Ted Leung wrote:
The whole command line approach seems wrong to me. Agenda, and Apple's Newton, both of which ran on significantly less capable hardware than we have today, were able to do recognition of people, dates, etc without the need for a semantic hint such as /event or /task. It might be that the first cut of recognition needs those hints to be implementable, but I think that a longer range goal should to reduce the need for these kinds of hints.
I haven't used any of those products so I can't tell. The problem I see though is that, if we have one only text field, we need to disambiguate the intent of the user so that we know if the user is searching or creating something.

e.g. I type "tomorrow morning", it could be "create an event with the start date set to tomorrow morning" or "search and display all events (or tasks with ticklers) happening tomorrow morning". I don't see how you can disambiguate the intent without having some parameter entered by the user (in the form of a /create or /search command) or 2 fields (which adds extra clutter to the UI).
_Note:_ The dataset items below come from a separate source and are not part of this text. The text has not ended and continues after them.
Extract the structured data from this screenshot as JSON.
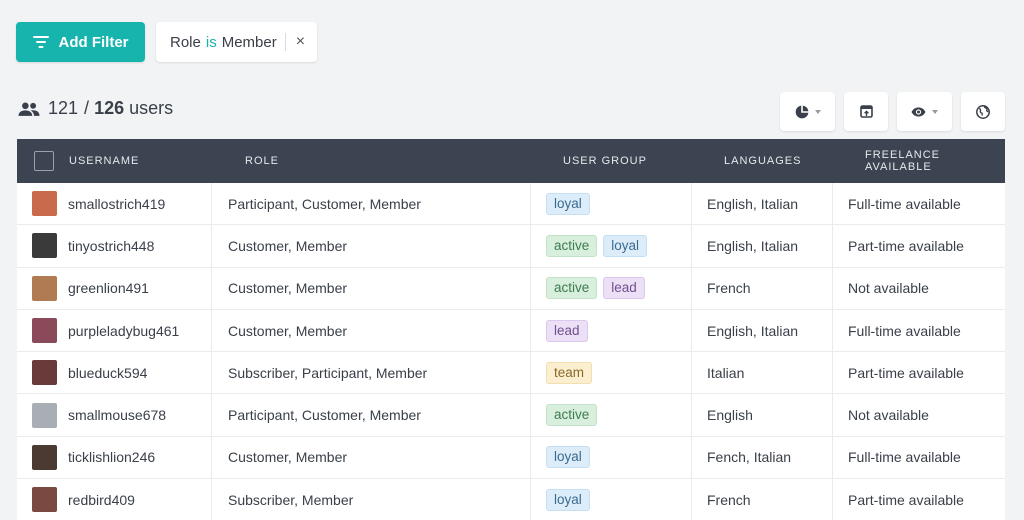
{
  "filter_bar": {
    "add_filter_label": "Add Filter",
    "chip": {
      "field": "Role",
      "operator": "is",
      "value": "Member",
      "close_glyph": "×"
    }
  },
  "summary": {
    "shown": "121",
    "separator": "/",
    "total": "126",
    "unit": "users"
  },
  "toolbar": {
    "buttons": [
      {
        "icon": "pie-chart-icon",
        "has_dropdown": true
      },
      {
        "icon": "export-icon",
        "has_dropdown": false
      },
      {
        "icon": "eye-icon",
        "has_dropdown": true
      },
      {
        "icon": "globe-icon",
        "has_dropdown": false
      }
    ]
  },
  "table": {
    "headers": [
      "USERNAME",
      "ROLE",
      "USER GROUP",
      "LANGUAGES",
      "FREELANCE AVAILABLE"
    ],
    "rows": [
      {
        "username": "smallostrich419",
        "role": "Participant, Customer, Member",
        "groups": [
          "loyal"
        ],
        "languages": "English, Italian",
        "freelance": "Full-time available",
        "avatar_color": "#c96a4a"
      },
      {
        "username": "tinyostrich448",
        "role": "Customer, Member",
        "groups": [
          "active",
          "loyal"
        ],
        "languages": "English, Italian",
        "freelance": "Part-time available",
        "avatar_color": "#3b3a3a"
      },
      {
        "username": "greenlion491",
        "role": "Customer, Member",
        "groups": [
          "active",
          "lead"
        ],
        "languages": "French",
        "freelance": "Not available",
        "avatar_color": "#b07a52"
      },
      {
        "username": "purpleladybug461",
        "role": "Customer, Member",
        "groups": [
          "lead"
        ],
        "languages": "English, Italian",
        "freelance": "Full-time available",
        "avatar_color": "#8a4a5a"
      },
      {
        "username": "blueduck594",
        "role": "Subscriber, Participant, Member",
        "groups": [
          "team"
        ],
        "languages": "Italian",
        "freelance": "Part-time available",
        "avatar_color": "#6a3a3a"
      },
      {
        "username": "smallmouse678",
        "role": "Participant, Customer, Member",
        "groups": [
          "active"
        ],
        "languages": "English",
        "freelance": "Not available",
        "avatar_color": "#a9aeb4"
      },
      {
        "username": "ticklishlion246",
        "role": "Customer, Member",
        "groups": [
          "loyal"
        ],
        "languages": "Fench, Italian",
        "freelance": "Full-time available",
        "avatar_color": "#4a3a32"
      },
      {
        "username": "redbird409",
        "role": "Subscriber, Member",
        "groups": [
          "loyal"
        ],
        "languages": "French",
        "freelance": "Part-time available",
        "avatar_color": "#7a4a42"
      }
    ]
  },
  "colors": {
    "accent": "#17b3ad",
    "header_bg": "#3b4450",
    "page_bg": "#f2f3f5"
  }
}
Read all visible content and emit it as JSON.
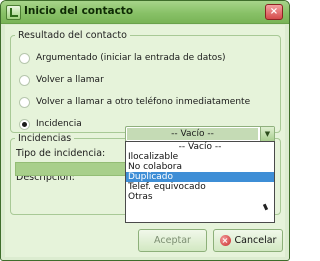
{
  "window": {
    "title": "Inicio del contacto",
    "close_glyph": "×",
    "icon": "contact-app-icon"
  },
  "resultado": {
    "legend": "Resultado del contacto",
    "options": [
      {
        "label": "Argumentado (iniciar la entrada de datos)",
        "checked": false
      },
      {
        "label": "Volver a llamar",
        "checked": false
      },
      {
        "label": "Volver a llamar a otro teléfono inmediatamente",
        "checked": false
      },
      {
        "label": "Incidencia",
        "checked": true
      }
    ]
  },
  "incidencias": {
    "legend": "Incidencias",
    "tipo_label": "Tipo de incidencia:",
    "tipo_value": "-- Vacío --",
    "descripcion_label": "Descripcion:",
    "dropdown_options": [
      {
        "label": "-- Vacío --",
        "selected": false
      },
      {
        "label": "Ilocalizable",
        "selected": false
      },
      {
        "label": "No colabora",
        "selected": false
      },
      {
        "label": "Duplicado",
        "selected": true
      },
      {
        "label": "Telef. equivocado",
        "selected": false
      },
      {
        "label": "Otras",
        "selected": false
      }
    ]
  },
  "buttons": {
    "accept_label": "Aceptar",
    "cancel_label": "Cancelar",
    "cancel_underline": "C"
  },
  "colors": {
    "titlebar": "#88c167",
    "background": "#e6f3da",
    "selection": "#3e8ed6"
  }
}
I liked Jeffrey's (and others) proposal though that was a mix of both: a unique field that would display the current "intent" using an icon at the beginning of the field (you can click the icon and select another intent/command if you want) and allow to flip the intent using a command introduced by "/" (so you don't have to click anything for advanced users).

What you say however and that makes sense to me is that we can restrict the vocabulary of commands and let the recognizer create the appropriate item, i.e. having a unique /create command for all items (and let the NLP do the choice of item to create, stamp, etc...) instead of one command per kind.